El presidente de la Conferencia Episcopal de Nicaragua, Leopoldo Brenes, se preguntó ayer si impulsar reformas constitucionales, que eventualmente permitan la reelección del presidente Daniel Ortega, es lo más importante para este país.
“¿Qué es lo más importante en este momento en nuestro país? ¿Será esto (reformas constitucionales) lo más importante? ¿Será lo más prioritario cuando vemos que hay una cantidad de gente que está sin empleo?”, inquirió Brenes, Arzobispo de Managua, en declaraciones al Canal 12 de la televisión local.
El gobernante Frente Sandinista de Liberación Nacional (FSLN) ha comenzado una ofensiva en el parlamento, donde con sus aliados reúne mayoría ordinaria, con el objetivo de conseguir los dos tercios de votos necesarios para aprobar reformas constitucionales en la primera legislatura este año.
Ortega ha confirmado su interés de reformar la Constitución para establecer la reelección presidencial indefinida, que abiertamente persigue, y cambiar el sistema político del país de presidencialista a parlamentario.

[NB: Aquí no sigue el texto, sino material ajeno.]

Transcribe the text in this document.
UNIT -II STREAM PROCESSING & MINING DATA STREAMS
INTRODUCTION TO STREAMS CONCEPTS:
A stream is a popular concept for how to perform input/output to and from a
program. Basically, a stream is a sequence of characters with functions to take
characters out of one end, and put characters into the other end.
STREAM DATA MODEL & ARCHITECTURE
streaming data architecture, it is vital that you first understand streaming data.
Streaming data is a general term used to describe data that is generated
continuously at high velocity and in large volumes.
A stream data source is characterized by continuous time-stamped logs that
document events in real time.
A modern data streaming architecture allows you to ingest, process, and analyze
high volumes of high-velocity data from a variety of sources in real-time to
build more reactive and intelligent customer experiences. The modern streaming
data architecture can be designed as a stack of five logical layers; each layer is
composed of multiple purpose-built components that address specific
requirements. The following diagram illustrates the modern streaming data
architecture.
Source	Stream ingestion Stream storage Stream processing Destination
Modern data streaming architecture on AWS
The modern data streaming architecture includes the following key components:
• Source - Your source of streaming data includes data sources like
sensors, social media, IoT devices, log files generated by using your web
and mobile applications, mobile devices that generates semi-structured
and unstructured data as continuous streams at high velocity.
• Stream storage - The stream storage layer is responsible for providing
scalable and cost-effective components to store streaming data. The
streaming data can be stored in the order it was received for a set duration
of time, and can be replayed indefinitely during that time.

Los sandinistas y los liberales del ex presidente nicaragüense Arnoldo Alemán (1997-2002) iniciaron negociaciones para reformar la Carta Magna, incluida la reelección presidencial, en octubre de 2007, pero las “congelaron” luego de los comicios municipales de noviembre pasado, en que el oficialismo se quedó con la mayoría de alcaldías, por un fraude denunciado por los liberales.
La Constitución de Nicaragua prohíbe la reelección presidencial consecutiva, pero no la alterna.